Rewiring carbon flow in Synechocystis PCC 6803 for a high rate of CO2-to-ethanol under an atmospheric environment

Front Microbiol. 2023 May 31:14:1211004. doi: 10.3389/fmicb.2023.1211004. eCollection 2023.

Abstract

Cyanobacteria are an excellent microbial photosynthetic platform for sustainable carbon dioxide fixation. One bottleneck to limit its application is that the natural carbon flow pathway almost transfers CO2 to glycogen/biomass other than designed biofuels such as ethanol. Here, we used engineered Synechocystis sp. PCC 6803 to explore CO2-to-ethanol potential under atmospheric environment. First, we investigated the effects of two heterologous genes (pyruvate decarboxylase and alcohol dehydrogenase) on ethanol biosynthesis and optimized their promoter. Furthermore, the main carbon flow of the ethanol pathway was strengthened by blocking glycogen storage and pyruvate-to-phosphoenolpyruvate backflow. To recycle carbon atoms that escaped from the tricarboxylic acid cycle, malate was artificially guided back into pyruvate, which also created NADPH balance and promoted acetaldehyde conversion into ethanol.

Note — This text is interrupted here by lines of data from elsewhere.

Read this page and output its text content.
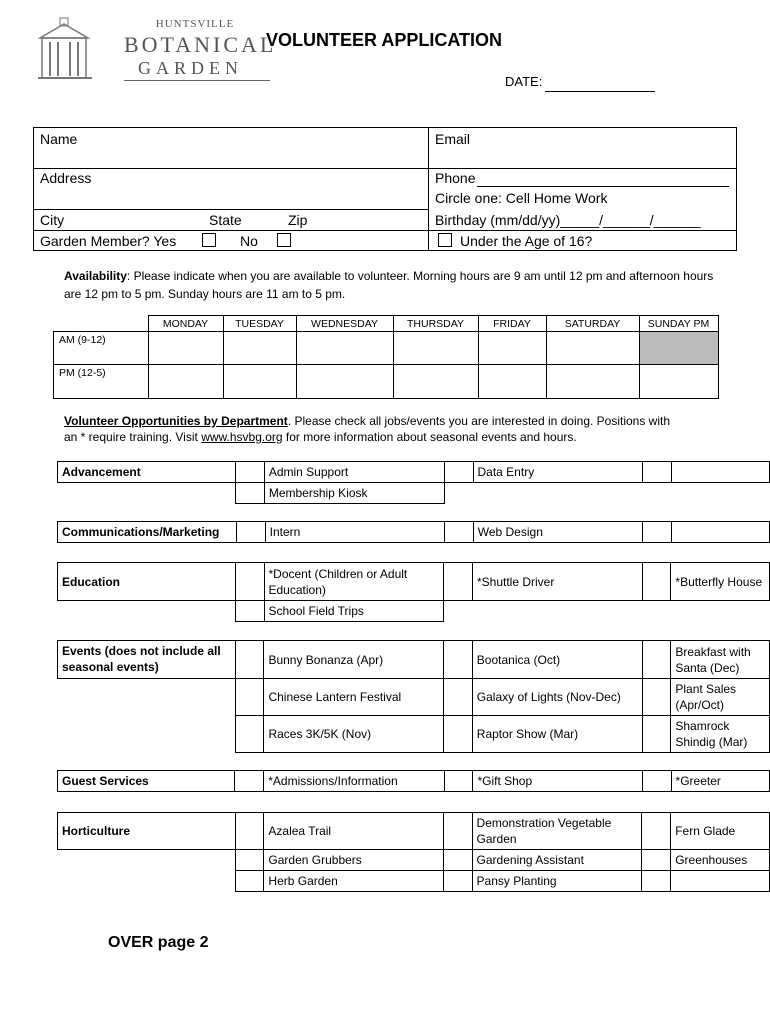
HUNTSVILLE
BOTANICAL
GARDEN
VOLUNTEER APPLICATION
DATE:
Name	Email
Address	Phone
Circle one: Cell Home Work
City	State	Zip	Birthday (mm/dd/yy)_____/______/______
Garden Member? Yes	No	Under the Age of 16?
Availability: Please indicate when you are available to volunteer. Morning hours are 9 am until 12 pm and afternoon hours are 12 pm to 5 pm. Sunday hours are 11 am to 5 pm.
	MONDAY	TUESDAY	WEDNESDAY	THURSDAY	FRIDAY	SATURDAY	SUNDAY PM
AM (9-12)							
PM (12-5)							
Volunteer Opportunities by Department. Please check all jobs/events you are interested in doing. Positions with
an * require training. Visit www.hsvbg.org for more information about seasonal events and hours.
Advancement		Admin Support		Data Entry		
		Membership Kiosk				
Communications/Marketing		Intern		Web Design		
Education		*Docent (Children or Adult Education)		*Shuttle Driver		*Butterfly House
		School Field Trips				
Events (does not include all seasonal events)		Bunny Bonanza (Apr)		Bootanica (Oct)		Breakfast with Santa (Dec)
		Chinese Lantern Festival		Galaxy of Lights (Nov-Dec)		Plant Sales (Apr/Oct)
		Races 3K/5K (Nov)		Raptor Show (Mar)		Shamrock Shindig (Mar)
Guest Services		*Admissions/Information		*Gift Shop		*Greeter
Horticulture		Azalea Trail		Demonstration Vegetable Garden		Fern Glade
		Garden Grubbers		Gardening Assistant		Greenhouses
		Herb Garden		Pansy Planting		
OVER page 2
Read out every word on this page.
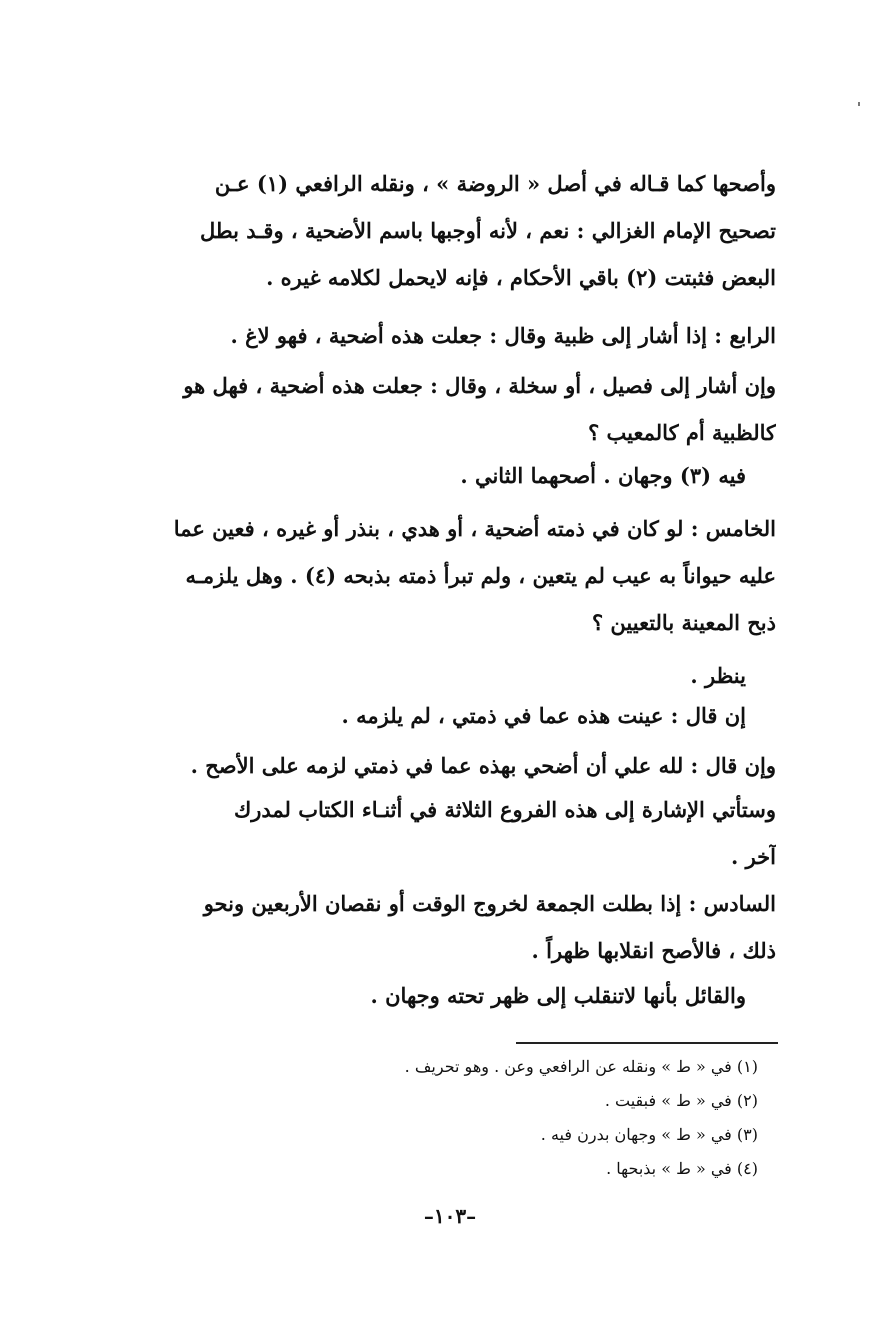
وأصحها كما قـاله في أصل « الروضة » ، ونقله الرافعي (١) عـن
تصحيح الإمام الغزالي : نعم ، لأنه أوجبها باسم الأضحية ، وقـد بطل
البعض فثبتت (٢) باقي الأحكام ، فإنه لايحمل لكلامه غيره .
الرابع : إذا أشار إلى ظبية وقال : جعلت هذه أضحية ، فهو لاغ .
وإن أشار إلى فصيل ، أو سخلة ، وقال : جعلت هذه أضحية ، فهل هو
كالظبية أم كالمعيب ؟
فيه (٣) وجهان . أصحهما الثاني .
الخامس : لو كان في ذمته أضحية ، أو هدي ، بنذر أو غيره ، فعين عما
عليه حيواناً به عيب لم يتعين ، ولم تبرأ ذمته بذبحه (٤) . وهل يلزمـه
ذبح المعينة بالتعيين ؟
ينظر .
إن قال : عينت هذه عما في ذمتي ، لم يلزمه .
وإن قال : لله علي أن أضحي بهذه عما في ذمتي لزمه على الأصح .
وستأتي الإشارة إلى هذه الفروع الثلاثة في أثنـاء الكتاب لمدرك
آخر .
السادس : إذا بطلت الجمعة لخروج الوقت أو نقصان الأربعين ونحو
ذلك ، فالأصح انقلابها ظهراً .
والقائل بأنها لاتنقلب إلى ظهر تحته وجهان .
(١) في « ط » ونقله عن الرافعي وعن . وهو تحريف .
(٢) في « ط » فبقيت .
(٣) في « ط » وجهان بدرن فيه .
(٤) في « ط » بذبحها .
–١٠٣–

Impressively, we achieved high-rate ethanol production (248 mg/L/day at early 4 days) by fixing atmospheric CO2. Thus, this study exhibits the proof-of-concept that rewiring carbon flow strategies could provide an efficient cyanobacterial platform for sustainable biofuel production from atmospheric CO2.

Keywords: CO2 fixation; cofactor regeneration; cyanobacteria; metabolic engineering; photosynthetic cell factory.

Grants and funding

This work was supported by the National Natural Science Foundation of China (31200019), Ningbo Clinical Research Center for Children's Health and Diseases (2019A21002), Ningbo Top Medical and Health Research Program (No. 2022020405), Project of Faculty of Agricultural Equipment of Jiangsu University (NZXB20210203), and Young Talents Cultivation Program of Jiangsu University.